Goethe picked up from the middle of the story, where the tale of the sorcerer’s apprentice appears. It’s a story-within-a-story. But how does the whole narration begin? As is his style, Lucian tells us both at beginning and at the end what the object of his story is.

Can you tell me… what in the world it is that makes many people so fond of lying?…

And our narrator then proceeds to catalogue the reasons why people lie. He gives us the well intended, good natured lie—to avoid hurting the feelings of one who would be harmed by an honest judgment, for instance. The socially expedient lie of the “madam is not at home” variety. The lie borne of patriotism and a desire to advance the interests of one’s country, he says. And even the lie borne of necessity, as clever Odysseus’s lies on his perilous journey home to Ithaca.

But most dangerous, says Lucian, are the public men in whom “this passion for lying is ingrained.”

The balance of the satire is a demonstration of this point. And in the end, after a variety of tales, including that of the sorcerer’s apprentice, Lucian comes to ask some questions. He casts them ironically, of course, but they really couldn’t be more serious.

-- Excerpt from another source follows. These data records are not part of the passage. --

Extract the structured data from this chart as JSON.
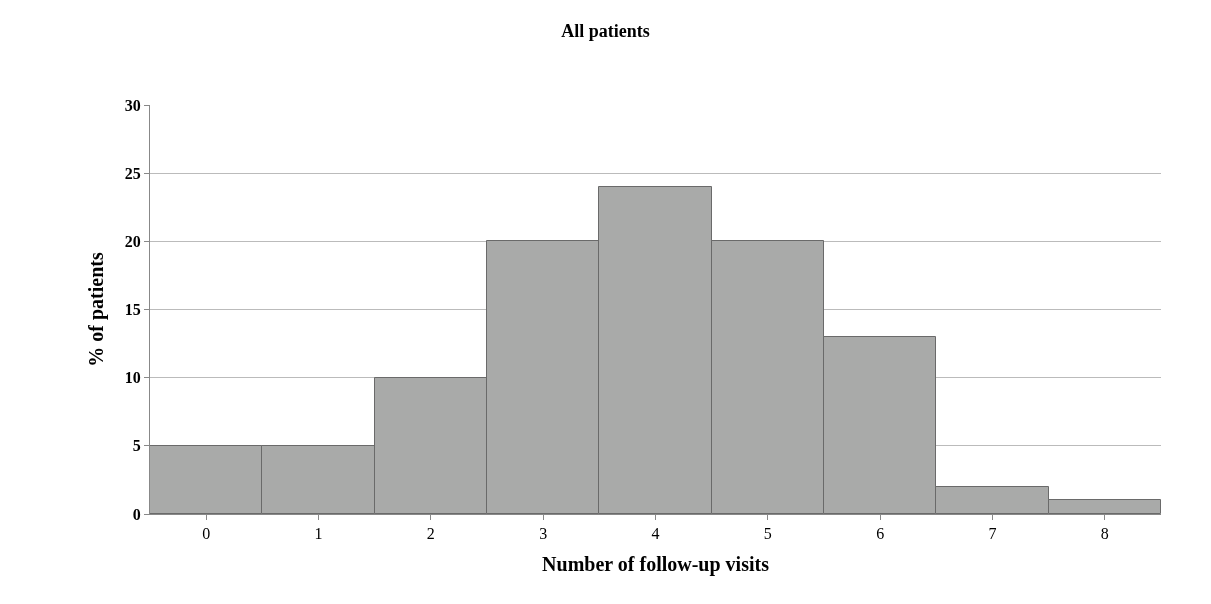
{
  "chart_data": {
    "type": "bar",
    "title": "All patients",
    "xlabel": "Number of follow-up visits",
    "ylabel": "% of patients",
    "categories": [
      "0",
      "1",
      "2",
      "3",
      "4",
      "5",
      "6",
      "7",
      "8"
    ],
    "values": [
      5,
      5,
      10,
      20,
      24,
      20,
      13,
      2,
      1
    ],
    "color": "#a9aaa9",
    "ylim": [
      0,
      30
    ],
    "yticks": [
      0,
      5,
      10,
      15,
      20,
      25,
      30
    ],
    "grid": "y",
    "legend": false
  }
}
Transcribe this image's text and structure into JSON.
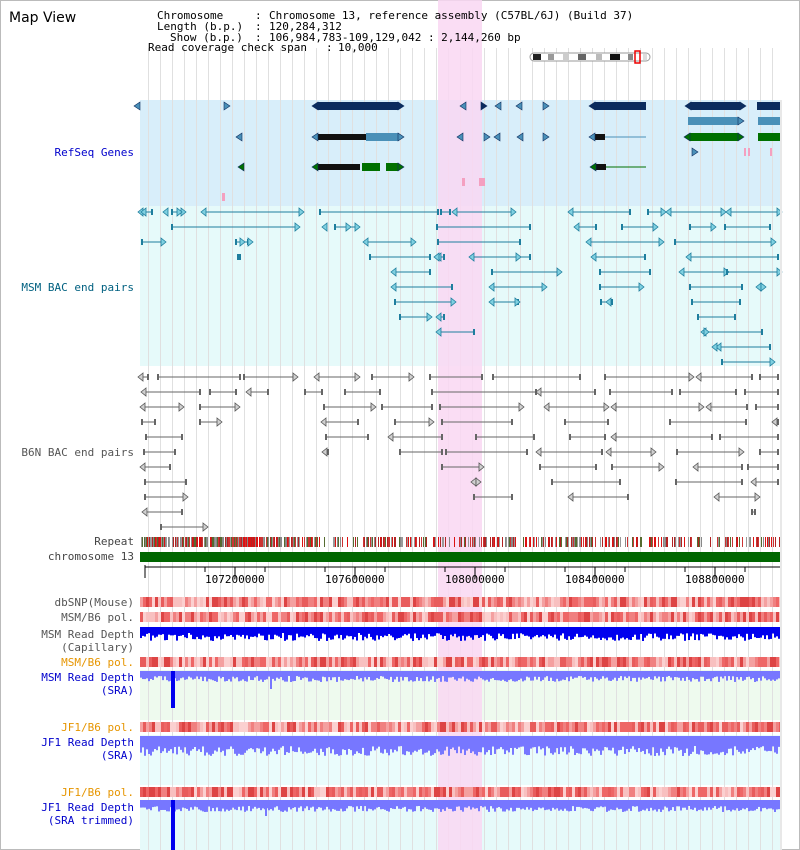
{
  "title": "Map View",
  "header_info": {
    "chromosome_label": "Chromosome",
    "chromosome_value": "Chromosome 13, reference assembly (C57BL/6J) (Build 37)",
    "length_label": "Length (b.p.)",
    "length_value": "120,284,312",
    "show_label": "Show (b.p.)",
    "show_value": "106,984,783-109,129,042 : 2,144,260 bp",
    "coverage_label": "Read coverage check span",
    "coverage_value": "10,000"
  },
  "tracks": {
    "refseq": "RefSeq Genes",
    "msm_bac": "MSM BAC end pairs",
    "b6n_bac": "B6N BAC end pairs",
    "repeat": "Repeat",
    "chromosome": "chromosome 13",
    "dbsnp": "dbSNP(Mouse)",
    "msm_b6_pol_1": "MSM/B6 pol.",
    "msm_read_depth_cap_1": "MSM Read Depth",
    "msm_read_depth_cap_2": "(Capillary)",
    "msm_b6_pol_2": "MSM/B6 pol.",
    "msm_read_depth_sra_1": "MSM Read Depth",
    "msm_read_depth_sra_2": "(SRA)",
    "jf1_b6_pol_1": "JF1/B6 pol.",
    "jf1_read_depth_sra_1": "JF1 Read Depth",
    "jf1_read_depth_sra_2": "(SRA)",
    "jf1_b6_pol_2": "JF1/B6 pol.",
    "jf1_read_depth_trim_1": "JF1 Read Depth",
    "jf1_read_depth_trim_2": "(SRA trimmed)"
  },
  "ruler": {
    "ticks": [
      "107200000",
      "107600000",
      "108000000",
      "108400000",
      "108800000"
    ]
  },
  "colors": {
    "highlight": "#f9d7f2",
    "refseq_bg": "#d8eefa",
    "bac_bg": "#e6fafa",
    "gene_navy": "#0c2c5e",
    "gene_blue": "#4a90b8",
    "gene_green": "#007000",
    "msm_pair": "#1e7e9e",
    "b6n_pair": "#666666",
    "chromosome_bar": "#006600",
    "depth_blue": "#0000ee",
    "depth_light": "#7777ff"
  }
}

When the people have heard these lies, have been bewitched and stirred up by them, what is the consequence? Lucian says it is useful to think of the lies as a disease, and their recounting as a rabid dog biting the uninfected. He, too, then risks the infection. Is there is no shield to use against this scourge? And Goethe puts this thought very elegantly, in two of the most quoted lines in the German language: “Die ich rief, die Geister,/Werd ich nun nicht los.” (“The spirits which I have summoned/I now cannot banish.”)

Today the National Intelligence Estimate on Iran was published in summary, laying bare another year’s worth of lies from the Bush Administration. Lies which, as usual, were spun with the object of avoiding diplomacy and making war. The same Administration furiously spun lies about the Iraq, leading to a tragic waste of blood and treasure in an invasion and occupation of that country. These are the foreseeable consequences of calculating public lies.

So is there no solution? No master magician to return and set things right? No innoculation to issue? Lucian is very clear on this point. No, there is no sorcerer who will come and make it all better. It is up to us to do so. And in the end it’s about accountability for those who lie, and placing a proper value on the truth. Here is how Lucian finishes the tale:

We have a powerful antidote to such poisons. It is truth… As long as we have zealous use of it, the malicious and foolish lies will not disturb us. We shall have peace.

This is the message at the core of the “Sorcerer’s Apprentice.” It’s a good one for all of us to contemplate today.